Your question is vague. You need to be specific about exactly what this traversal will do, and in what order of nodes. Depth-first is easy using any of the hierarchical traversals below Listing 1.


There are 2 steps to your original question:
  1. Find the node that represents a desired subtree.
  2. Traverse that subtree, doing something.

You can use ANY of the methods for step 1. One may be more efficient than others. Hard to say without knowing exactly what criteria you're using to choose the node.

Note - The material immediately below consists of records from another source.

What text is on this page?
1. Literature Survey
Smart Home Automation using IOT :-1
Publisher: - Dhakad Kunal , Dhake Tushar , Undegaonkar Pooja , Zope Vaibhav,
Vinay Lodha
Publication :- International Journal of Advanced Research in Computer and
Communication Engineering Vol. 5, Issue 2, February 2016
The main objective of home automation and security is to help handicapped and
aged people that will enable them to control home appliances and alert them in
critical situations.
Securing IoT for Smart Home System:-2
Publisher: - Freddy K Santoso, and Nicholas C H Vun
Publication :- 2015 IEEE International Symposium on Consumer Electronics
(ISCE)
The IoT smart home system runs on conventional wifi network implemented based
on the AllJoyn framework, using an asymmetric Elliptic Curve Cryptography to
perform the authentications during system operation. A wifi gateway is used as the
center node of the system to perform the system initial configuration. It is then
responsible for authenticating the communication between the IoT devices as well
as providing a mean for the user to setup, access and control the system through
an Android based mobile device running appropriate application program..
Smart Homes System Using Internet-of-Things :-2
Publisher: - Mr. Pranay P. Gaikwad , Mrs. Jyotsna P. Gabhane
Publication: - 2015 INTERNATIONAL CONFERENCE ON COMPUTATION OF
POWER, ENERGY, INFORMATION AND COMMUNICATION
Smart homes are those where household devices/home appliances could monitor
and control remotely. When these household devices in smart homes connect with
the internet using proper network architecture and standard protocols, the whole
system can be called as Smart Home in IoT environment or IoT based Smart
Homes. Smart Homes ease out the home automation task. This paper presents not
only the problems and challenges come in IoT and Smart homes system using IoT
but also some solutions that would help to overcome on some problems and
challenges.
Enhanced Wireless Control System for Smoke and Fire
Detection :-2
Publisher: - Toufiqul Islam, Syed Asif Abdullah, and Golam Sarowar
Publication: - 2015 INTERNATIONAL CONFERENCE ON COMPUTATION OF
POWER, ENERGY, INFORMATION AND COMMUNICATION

Once you have the node of interest, you can traverse using the hierarchical methods. If you insist on using nextNode, however, it may be harder to identify the end of the subtree, because nextNode inherently treats the nodes as flat (sequential), not hierarchical. It's easy to identify the end of a subtree because the hierarchical traversal just naturally ends. It won't be impossible to identify the end of a nextNode-traversed subtree, and as you speculated, using level would work.